PVL was discovered decades ago. It is carried in S.aureus by a phage. When mice are injected wild-type strains containing PVL and with PVL alone, in the hands of these investigators, a proliferative pneumonitis along with other severe symptoms occurs. PVL itself was found within tissues infected with the PVL-positive staphylococci. The workers next show that engineered strains lacking only the PVL genes caused minimal change in lung architecture.
Other staphylococcal products are affected by PVL. PVL-positive strains adhere to injured airway epithelium. The work by Magnus Hook (one of the coauthors in this paper) and colleagues had established over many years that staphylococci produce cell-surface associated structures known as MSCRAMMS. PVL actually upregulates these surface molecules probably explaining the persistence of these strains in pulmonary tissue. The upregulation of the cell-wall-anchored proteins is likely accompanied by a down regulation of secreted proteins and other toxins, both regulated by a central effector of global regulation, RNAIII. Among bacteria, this type of regulation through RNA is nearly unique, thus contributing to the challenge of understanding infection due to S. aureus.
Another interesting finding of the present study features Spa, staphylococcal protein A. Spa is a known virulence factor in mice. What was not known is the interaction of Spa and PVL. In the current work, deletion of Spa in PVL-positive strains was not associated with lethality, suggesting that Spa and PVL could act synergistically.
Men are not mice but sometimes mice are the best we can do to in order to understand pathogenesis. The scourge of community-associated MRSA infections justifies this work in mice since we have a poor understanding about why the currently circulating CA-MRSA is so virulent. Almost all community strains of MRSA are PVL positive, but there have been divergent findings about the role of PVL in pathogenesis.
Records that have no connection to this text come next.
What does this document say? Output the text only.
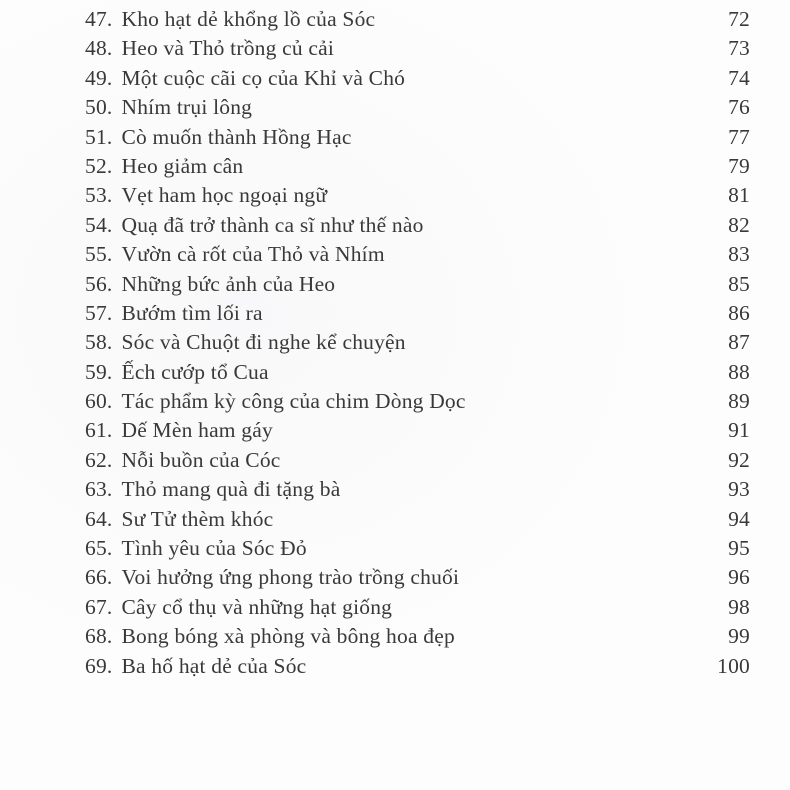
47. Kho hạt dẻ khổng lồ của Sóc	72
48. Heo và Thỏ trồng củ cải	73
49. Một cuộc cãi cọ của Khỉ và Chó	74
50. Nhím trụi lông	76
51. Cò muốn thành Hồng Hạc	77
52. Heo giảm cân	79
53. Vẹt ham học ngoại ngữ	81
54. Quạ đã trở thành ca sĩ như thế nào	82
55. Vườn cà rốt của Thỏ và Nhím	83
56. Những bức ảnh của Heo	85
57. Bướm tìm lối ra	86
58. Sóc và Chuột đi nghe kể chuyện	87
59. Ếch cướp tổ Cua	88
60. Tác phẩm kỳ công của chim Dòng Dọc	89
61. Dế Mèn ham gáy	91
62. Nỗi buồn của Cóc	92
63. Thỏ mang quà đi tặng bà	93
64. Sư Tử thèm khóc	94
65. Tình yêu của Sóc Đỏ	95
66. Voi hưởng ứng phong trào trồng chuối	96
67. Cây cổ thụ và những hạt giống	98
68. Bong bóng xà phòng và bông hoa đẹp	99
69. Ba hố hạt dẻ của Sóc	100
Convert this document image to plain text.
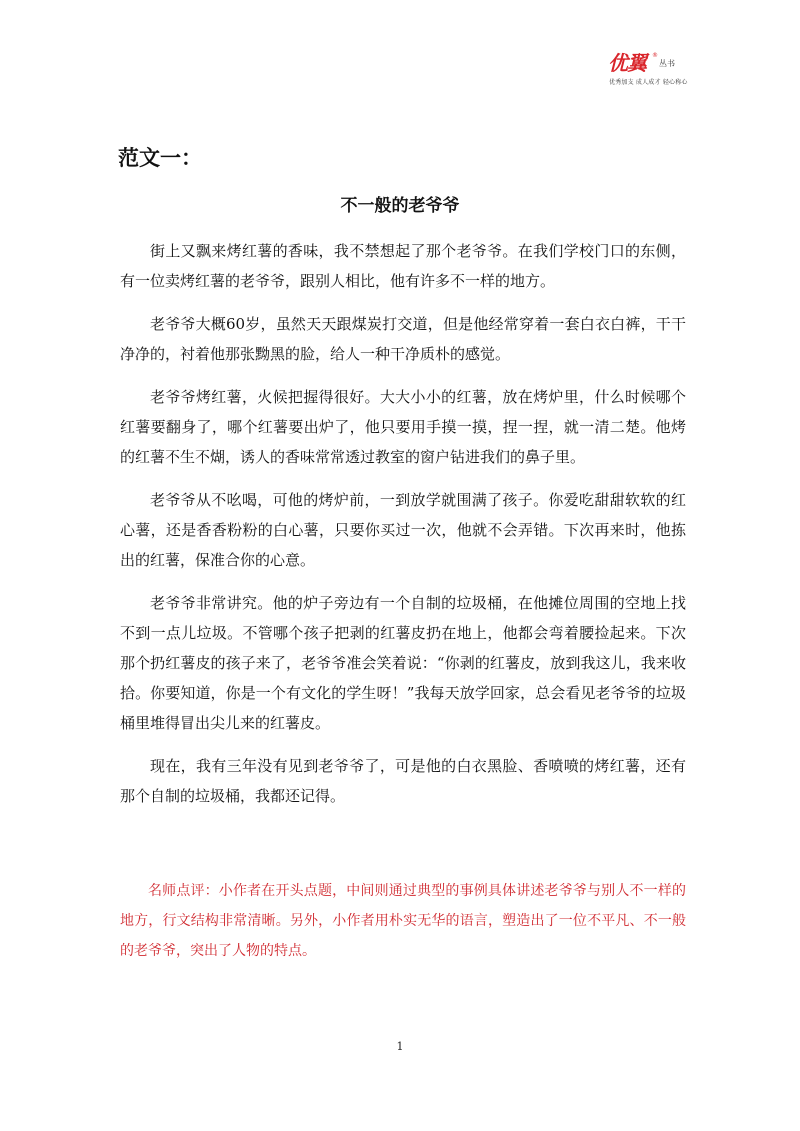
优翼 ®
丛书
优秀加支 成人成才 轻心称心
范文一：
不一般的老爷爷

街上又飘来烤红薯的香味，我不禁想起了那个老爷爷。在我们学校门口的东侧，有一位卖烤红薯的老爷爷，跟别人相比，他有许多不一样的地方。

老爷爷大概60岁，虽然天天跟煤炭打交道，但是他经常穿着一套白衣白裤，干干净净的，衬着他那张黝黑的脸，给人一种干净质朴的感觉。

老爷爷烤红薯，火候把握得很好。大大小小的红薯，放在烤炉里，什么时候哪个红薯要翻身了，哪个红薯要出炉了，他只要用手摸一摸，捏一捏，就一清二楚。他烤的红薯不生不煳，诱人的香味常常透过教室的窗户钻进我们的鼻子里。

老爷爷从不吆喝，可他的烤炉前，一到放学就围满了孩子。你爱吃甜甜软软的红心薯，还是香香粉粉的白心薯，只要你买过一次，他就不会弄错。下次再来时，他拣出的红薯，保准合你的心意。

老爷爷非常讲究。他的炉子旁边有一个自制的垃圾桶，在他摊位周围的空地上找不到一点儿垃圾。不管哪个孩子把剥的红薯皮扔在地上，他都会弯着腰捡起来。下次那个扔红薯皮的孩子来了，老爷爷准会笑着说：“你剥的红薯皮，放到我这儿，我来收拾。你要知道，你是一个有文化的学生呀！”我每天放学回家，总会看见老爷爷的垃圾桶里堆得冒出尖儿来的红薯皮。

现在，我有三年没有见到老爷爷了，可是他的白衣黑脸、香喷喷的烤红薯，还有那个自制的垃圾桶，我都还记得。

名师点评：小作者在开头点题，中间则通过典型的事例具体讲述老爷爷与别人不一样的地方，行文结构非常清晰。另外，小作者用朴实无华的语言，塑造出了一位不平凡、不一般的老爷爷，突出了人物的特点。

1
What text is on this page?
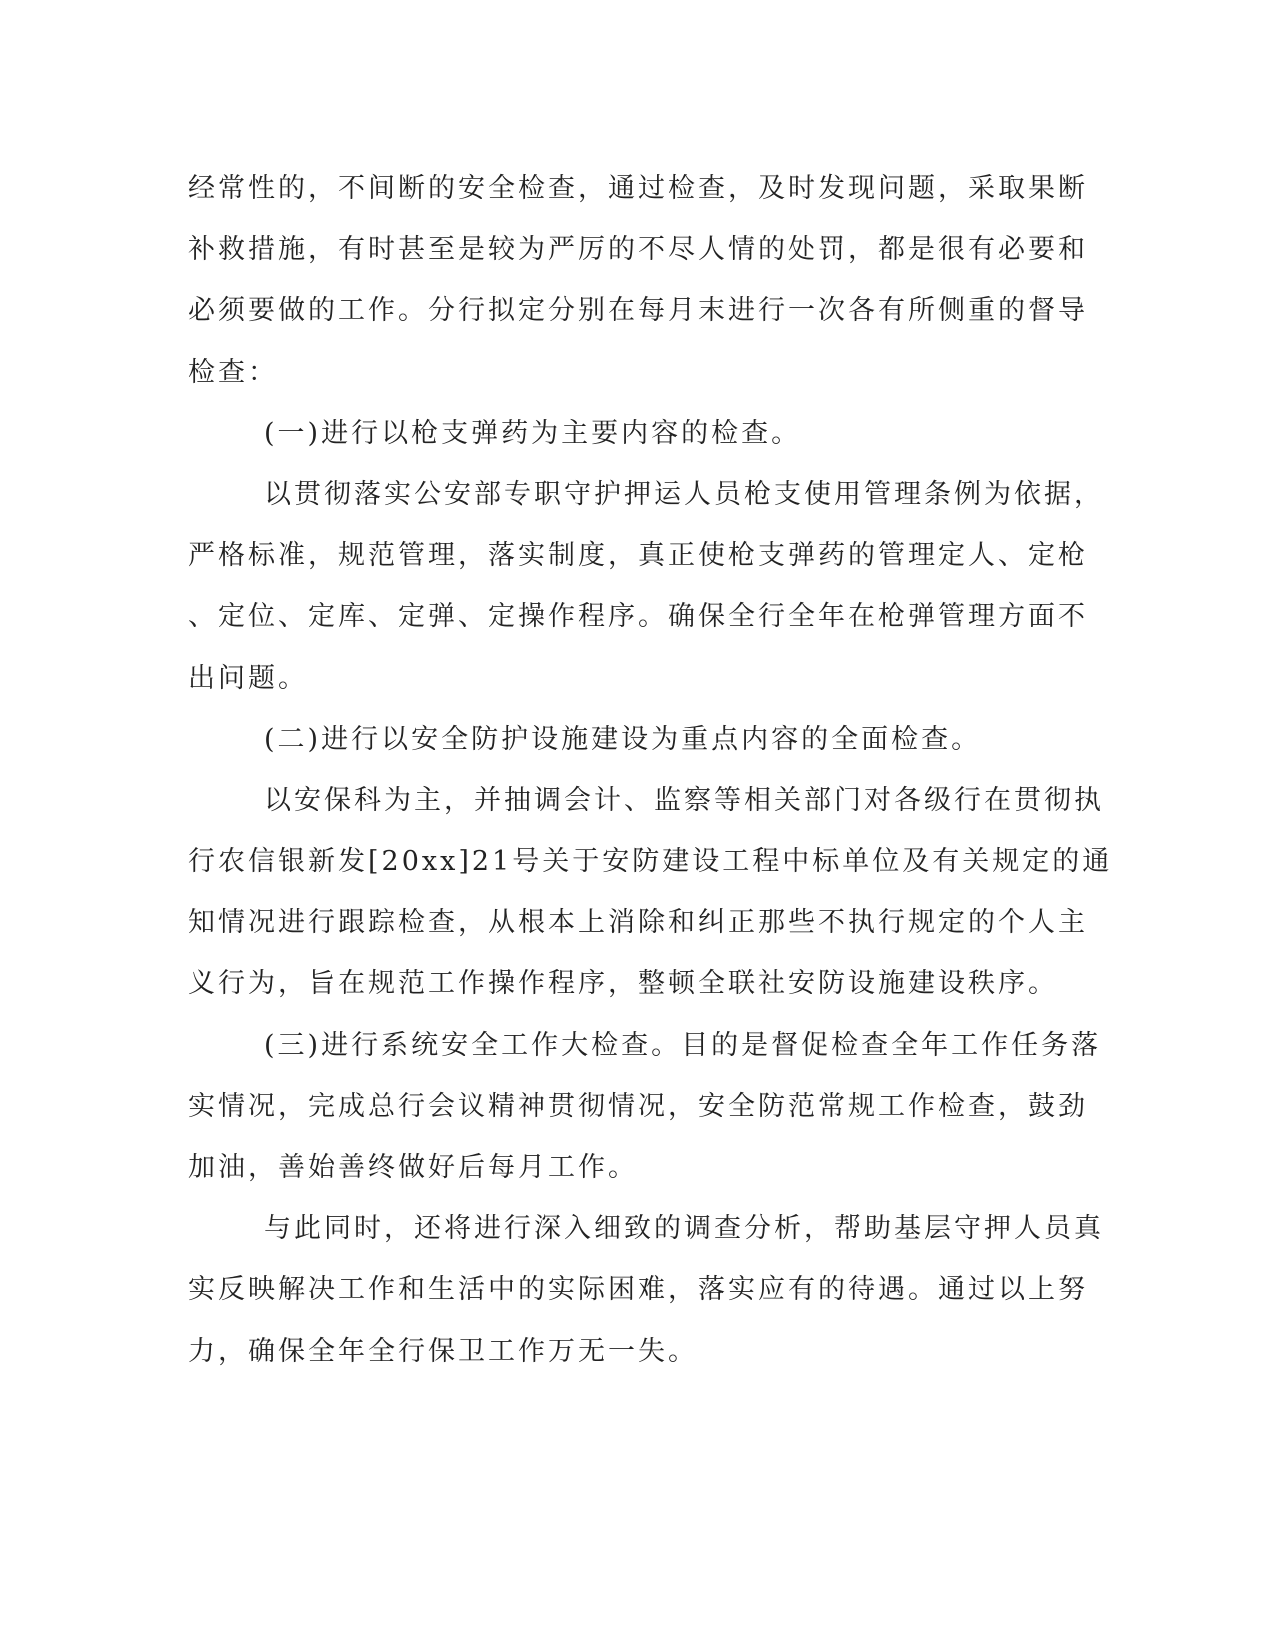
经常性的，不间断的安全检查，通过检查，及时发现问题，采取果断
补救措施，有时甚至是较为严厉的不尽人情的处罚，都是很有必要和
必须要做的工作。分行拟定分别在每月末进行一次各有所侧重的督导
检查：
(一)进行以枪支弹药为主要内容的检查。
以贯彻落实公安部专职守护押运人员枪支使用管理条例为依据，
严格标准，规范管理，落实制度，真正使枪支弹药的管理定人、定枪
、定位、定库、定弹、定操作程序。确保全行全年在枪弹管理方面不
出问题。
(二)进行以安全防护设施建设为重点内容的全面检查。
以安保科为主，并抽调会计、监察等相关部门对各级行在贯彻执
行农信银新发[20xx]21号关于安防建设工程中标单位及有关规定的通
知情况进行跟踪检查，从根本上消除和纠正那些不执行规定的个人主
义行为，旨在规范工作操作程序，整顿全联社安防设施建设秩序。
(三)进行系统安全工作大检查。目的是督促检查全年工作任务落
实情况，完成总行会议精神贯彻情况，安全防范常规工作检查，鼓劲
加油，善始善终做好后每月工作。
与此同时，还将进行深入细致的调查分析，帮助基层守押人员真
实反映解决工作和生活中的实际困难，落实应有的待遇。通过以上努
力，确保全年全行保卫工作万无一失。
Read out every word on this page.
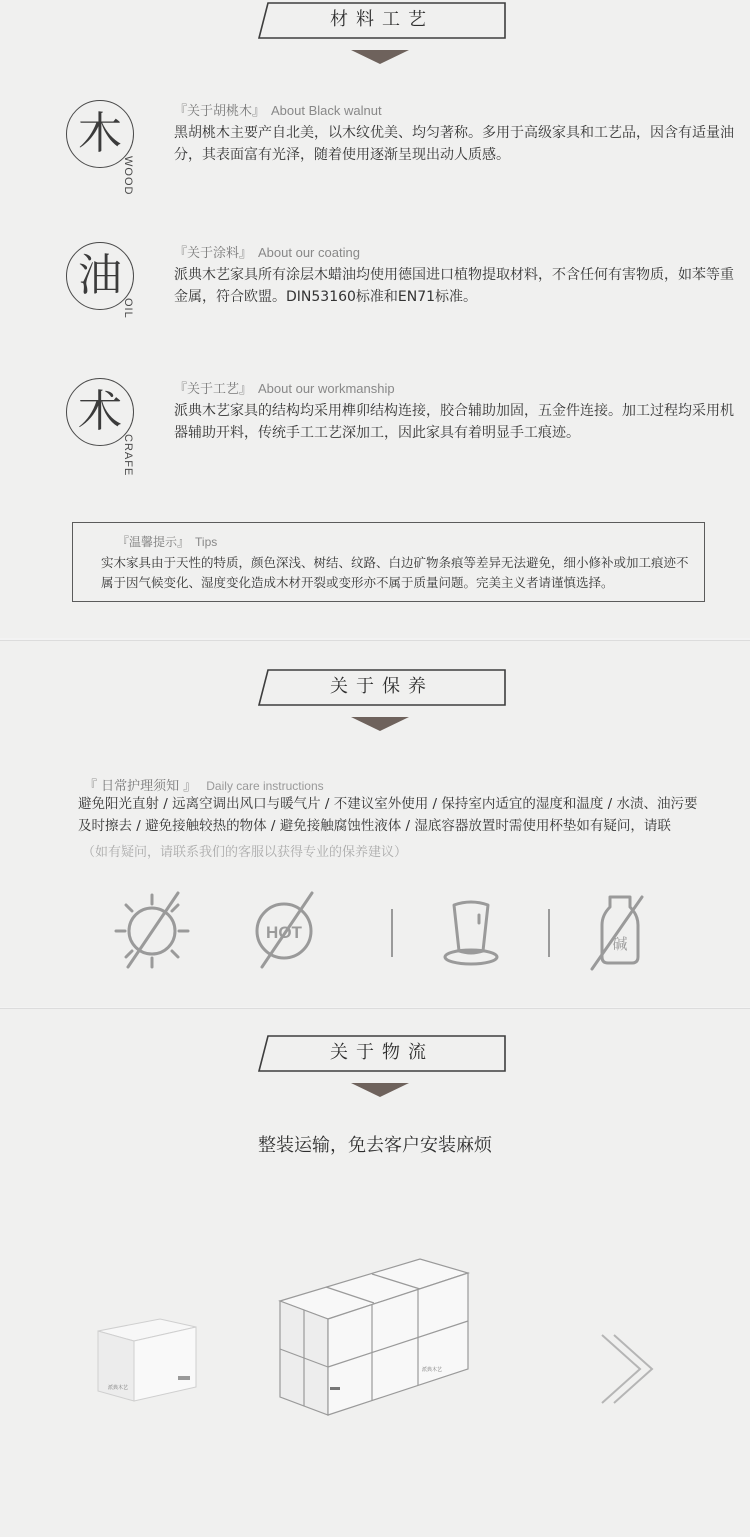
材料工艺
木
WOOD
『关于胡桃木』 About Black walnut
黑胡桃木主要产自北美，以木纹优美、均匀著称。多用于高级家具和工艺品，因含有适量油分，其表面富有光泽，随着使用逐渐呈现出动人质感。
油
OIL
『关于涂料』 About our coating
派典木艺家具所有涂层木蜡油均使用德国进口植物提取材料，不含任何有害物质，如苯等重金属，符合欧盟。DIN53160标准和EN71标准。
术
CRAFE
『关于工艺』 About our workmanship
派典木艺家具的结构均采用榫卯结构连接，胶合辅助加固，五金件连接。加工过程均采用机器辅助开料，传统手工工艺深加工，因此家具有着明显手工痕迹。
『温馨提示』 Tips
实木家具由于天性的特质，颜色深浅、树结、纹路、白边矿物条痕等差异无法避免，细小修补或加工痕迹不属于因气候变化、湿度变化造成木材开裂或变形亦不属于质量问题。完美主义者请谨慎选择。
关于保养
『 日常护理须知 』 Daily care instructions
避免阳光直射 / 远离空调出风口与暖气片 / 不建议室外使用 / 保持室内适宜的湿度和温度 / 水渍、油污要及时擦去 / 避免接触较热的物体 / 避免接触腐蚀性液体 / 湿底容器放置时需使用杯垫如有疑问，请联
（如有疑问，请联系我们的客服以获得专业的保养建议）
HOT
碱
关于物流
整装运输，免去客户安装麻烦
派典木艺
派典木艺
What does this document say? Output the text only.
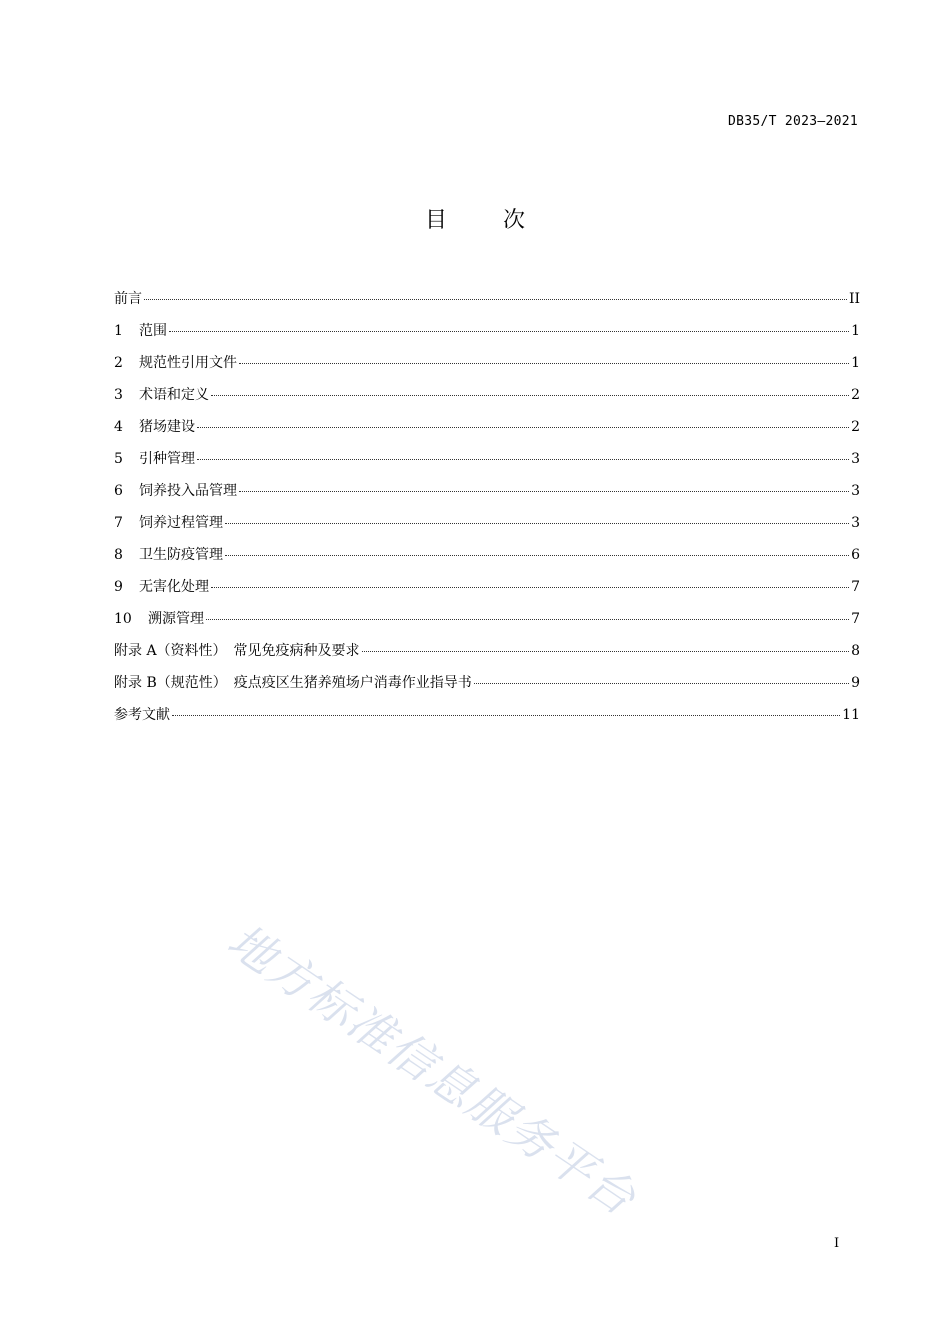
DB35/T 2023—2021
目	次
前言	II
1	范围	1
2	规范性引用文件	1
3	术语和定义	2
4	猪场建设	2
5	引种管理	3
6	饲养投入品管理	3
7	饲养过程管理	3
8	卫生防疫管理	6
9	无害化处理	7
10	溯源管理	7
附录 A（资料性）　常见免疫病种及要求	8
附录 B（规范性）　疫点疫区生猪养殖场户消毒作业指导书	9
参考文献	11
地方标准信息服务平台
I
The work of Labandeira-Rey et al solidifies, for the first time, evidence that PVL is absolutely crucial to pneumonitis and that its absence renders the strains tested nearly non-pathogenic. Additionally, they show that PVL has many crucial interactions with other staphylococcal genes, particularly adherence genes. Hopefully, new targets for antimicrobial inhibition will arise out of this work. Earlier work that used strategies to inhibit MSCRAMMS showed that there were alternative adherence mechanisms that preserved virulence. The current work shows that PVL does interact with global regulators supporting a developing theme that in pathogenic bacterial global regulators may be the best next-generation of antibacterial targets. There are hints in this paper that shutting off certain of these global regulators like RNAIII could reduce toxins like PVL and markedly reduce tissue necrosis. Several labs are working on molecules that could shut off RNAIII activity in S.aureus.